The U.S., Russia and many of Kazakhstan’s Central Asian neighbors will be following the returns with unusual interest after the surprise decision by longtime President Nursultan Nazarbayev to step down, introducing a rare element of suspense into the exercise.
Although the period between the announcement of the election in March and the vote on Sunday is short, the government has spent money on registration drives, educational television programs and home visits, as well as public information campaigns, to prepare voters.
Mr. Nazarbayev, the onetime party apparatchik who has headed the Kazakh government since the breakup of the Soviet Union, had a largely unchallenged grip on power until his decision to step down three months ago.
“Until now, the political history of Kazakhstan has had one dominant figure: Nursultan Nazarbayev,” said Riccardo Pelizzo, vice dean of the graduate school for public policy at Nazarbayev University in the Kazakh capital. The university, founded in 2010, is just one of a number of institutions, landmarks and streets named for the former president.
Mr. Nazarbayev, 78, the son of a shepherd, remains the dominant figure in this country of 18.5 million people. The capital, formerly known as Astana, was renamed in his honor this year.
Mr. Pelizzo said Mr. Nazarbayev oversaw a period of growth in gross domestic product to 9% per year, a nearly sevenfold increase since the country’s founding. Mostly because of its oil reserves, Kazakhstan has the strongest economy in Central Asia, and Mr. Nazarbayev has proved adept at balancing relations with powerful neighbors China and Russia while cultivating good relations with the West.
But his tenure has been marked by allegations that include human rights abuses, suppressing political opposition, torture and limiting religious freedom. There are accusations that the president has enriched himself in office — Mr. Nazarbayev reportedly paid $3 million to have rapper Kanye West play at his grandson’s wedding — and that no matter who prevails in this weekend’s election, Mr. Nazarbayev will hold on to power behind the scenes.
“This is a slow process,” Mr. Pelizzo said. “A country that has never been democratic cannot change in the span of a few weeks.”
But, he added, “this is progress. It’s important.”
Favored successor
The outcome of the race is not in doubt.
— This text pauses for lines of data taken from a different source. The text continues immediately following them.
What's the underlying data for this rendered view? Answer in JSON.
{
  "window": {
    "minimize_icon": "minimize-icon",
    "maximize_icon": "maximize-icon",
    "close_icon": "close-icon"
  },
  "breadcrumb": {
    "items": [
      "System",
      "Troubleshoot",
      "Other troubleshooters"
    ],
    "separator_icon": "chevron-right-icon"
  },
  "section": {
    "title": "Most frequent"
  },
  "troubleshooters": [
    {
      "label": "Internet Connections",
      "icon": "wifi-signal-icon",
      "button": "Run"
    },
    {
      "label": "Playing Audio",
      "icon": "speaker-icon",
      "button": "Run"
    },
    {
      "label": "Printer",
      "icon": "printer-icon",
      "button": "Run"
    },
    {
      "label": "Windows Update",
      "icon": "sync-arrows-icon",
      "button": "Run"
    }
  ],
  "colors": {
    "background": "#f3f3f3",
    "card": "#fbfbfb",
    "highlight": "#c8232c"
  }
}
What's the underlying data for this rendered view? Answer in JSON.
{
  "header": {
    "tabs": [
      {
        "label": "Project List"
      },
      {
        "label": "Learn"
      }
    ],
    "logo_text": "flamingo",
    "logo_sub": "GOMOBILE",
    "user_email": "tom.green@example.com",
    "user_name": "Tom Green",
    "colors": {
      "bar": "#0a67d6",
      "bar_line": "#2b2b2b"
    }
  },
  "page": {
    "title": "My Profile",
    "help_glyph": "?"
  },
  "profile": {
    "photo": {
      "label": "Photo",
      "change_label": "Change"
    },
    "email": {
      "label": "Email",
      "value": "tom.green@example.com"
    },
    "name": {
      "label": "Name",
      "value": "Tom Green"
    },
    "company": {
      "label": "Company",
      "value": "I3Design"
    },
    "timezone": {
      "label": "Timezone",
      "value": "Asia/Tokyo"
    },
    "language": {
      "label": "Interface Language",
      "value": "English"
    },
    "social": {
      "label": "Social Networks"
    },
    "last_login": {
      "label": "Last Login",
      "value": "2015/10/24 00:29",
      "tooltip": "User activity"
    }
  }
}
Kassym-Jomart Tokayev, the leader of the Senate who was appointed interim president when Mr. Nazarbayev stepped down, is the candidate for Mr. Nazarbayev’s party and the odds-on favorite to win the election.
The ruling party remains the only one with a national network in a country nearly a third the size of the United States, but officials begrudgingly allowed Amirzhan Kossanov, a vocal Nazarbayev critic, and five other candidates to join the race.
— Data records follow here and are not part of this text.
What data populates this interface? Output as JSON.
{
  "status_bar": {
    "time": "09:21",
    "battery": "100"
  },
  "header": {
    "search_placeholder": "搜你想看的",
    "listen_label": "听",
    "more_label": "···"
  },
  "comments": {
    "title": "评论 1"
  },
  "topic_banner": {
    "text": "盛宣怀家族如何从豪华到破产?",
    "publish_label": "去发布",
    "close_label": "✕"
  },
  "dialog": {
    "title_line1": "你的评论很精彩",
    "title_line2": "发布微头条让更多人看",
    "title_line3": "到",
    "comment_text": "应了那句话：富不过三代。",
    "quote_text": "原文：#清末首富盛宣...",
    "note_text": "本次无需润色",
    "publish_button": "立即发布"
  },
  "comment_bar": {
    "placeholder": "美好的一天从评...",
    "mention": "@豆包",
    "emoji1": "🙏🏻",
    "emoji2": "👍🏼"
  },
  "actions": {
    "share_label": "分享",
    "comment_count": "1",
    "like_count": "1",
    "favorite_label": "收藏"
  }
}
The campaign has tested the limits of tolerance and political dissent in the coming post-Nazarbayev environment.
In recent weeks, two activists were jailed for 15 days after holding a banner calling for fair elections. A video of another man, Aslan Sagutdinov, made a splash on social media when he was briefly arrested for holding a blank sign in his town of Uralsk’s central square as a way to show how little tolerance authorities have for dissenting speech of any kind.
International rights groups have been sharply critical of the election. They accuse Mr. Nazarbayev of offering the trappings of a genuine transfer of power without relinquishing the real thing.
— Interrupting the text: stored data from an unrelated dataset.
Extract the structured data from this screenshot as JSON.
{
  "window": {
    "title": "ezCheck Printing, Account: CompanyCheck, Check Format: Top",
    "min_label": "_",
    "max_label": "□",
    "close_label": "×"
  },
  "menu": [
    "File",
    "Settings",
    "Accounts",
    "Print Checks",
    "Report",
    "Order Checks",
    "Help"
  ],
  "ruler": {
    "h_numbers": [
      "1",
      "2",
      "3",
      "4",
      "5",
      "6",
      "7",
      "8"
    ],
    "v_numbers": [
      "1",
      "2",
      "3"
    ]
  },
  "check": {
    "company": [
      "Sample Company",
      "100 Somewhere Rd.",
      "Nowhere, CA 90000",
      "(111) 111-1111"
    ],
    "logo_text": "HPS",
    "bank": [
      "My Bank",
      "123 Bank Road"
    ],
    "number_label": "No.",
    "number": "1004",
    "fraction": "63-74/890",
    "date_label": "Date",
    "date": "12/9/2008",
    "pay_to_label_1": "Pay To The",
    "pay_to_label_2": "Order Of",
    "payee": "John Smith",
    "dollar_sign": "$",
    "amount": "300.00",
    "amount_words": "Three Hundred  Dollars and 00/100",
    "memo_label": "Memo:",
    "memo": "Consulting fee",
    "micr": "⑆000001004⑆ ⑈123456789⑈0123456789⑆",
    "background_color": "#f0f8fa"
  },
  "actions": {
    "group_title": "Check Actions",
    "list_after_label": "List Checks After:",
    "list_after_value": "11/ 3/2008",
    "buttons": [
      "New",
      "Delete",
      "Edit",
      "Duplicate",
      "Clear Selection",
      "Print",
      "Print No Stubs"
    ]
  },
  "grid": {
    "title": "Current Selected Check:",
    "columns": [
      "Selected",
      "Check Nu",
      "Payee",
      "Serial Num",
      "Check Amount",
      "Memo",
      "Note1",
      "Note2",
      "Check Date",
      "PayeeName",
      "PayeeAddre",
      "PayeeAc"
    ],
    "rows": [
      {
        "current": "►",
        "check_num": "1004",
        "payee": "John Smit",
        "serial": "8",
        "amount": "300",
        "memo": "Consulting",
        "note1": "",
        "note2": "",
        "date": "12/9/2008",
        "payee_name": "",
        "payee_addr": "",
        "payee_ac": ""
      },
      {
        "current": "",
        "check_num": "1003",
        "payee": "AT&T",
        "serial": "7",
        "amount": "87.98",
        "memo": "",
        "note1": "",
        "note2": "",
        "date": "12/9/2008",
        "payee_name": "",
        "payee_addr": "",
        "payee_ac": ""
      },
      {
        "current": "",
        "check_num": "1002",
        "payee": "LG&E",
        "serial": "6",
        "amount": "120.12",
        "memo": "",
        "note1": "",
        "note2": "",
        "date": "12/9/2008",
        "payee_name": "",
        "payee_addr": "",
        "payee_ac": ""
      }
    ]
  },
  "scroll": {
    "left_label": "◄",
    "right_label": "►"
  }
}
“The prospect of a genuine transition is an illusion,” Mihra Rittmann, a Central Asia analyst for Human Rights Watch, wrote this week. “Given the short campaign period, restrictions on opposition activism and independent media, and the resources available to the leading party candidate, this election is unlikely to be different from past elections, which independent observers found to be neither free nor fair.”
Mr. Tokayev, the interim president, has pledged to continue Mr. Nazarbayev’s “strategic course.” Kazakhs say the country is on the right path, even if progress is slow, and that Mr. Nazarbayev’s legacy of repression, jailing critics, crackdown on dissent and intolerance of free expression should have no place in their country’s future.
Amina Biakhmet, 18, who will cast a ballot for the first time Sunday, said she believes in Mr. Nazarbayev’s promise.
“I think we are slowly changing the mentality of the country,” Ms. Biakhmet said. “Young people are well informed, and we all have our voice.
“History will show this as a turning point,” she said. “I am excited to think about where the country will be in 10 or 20 years.”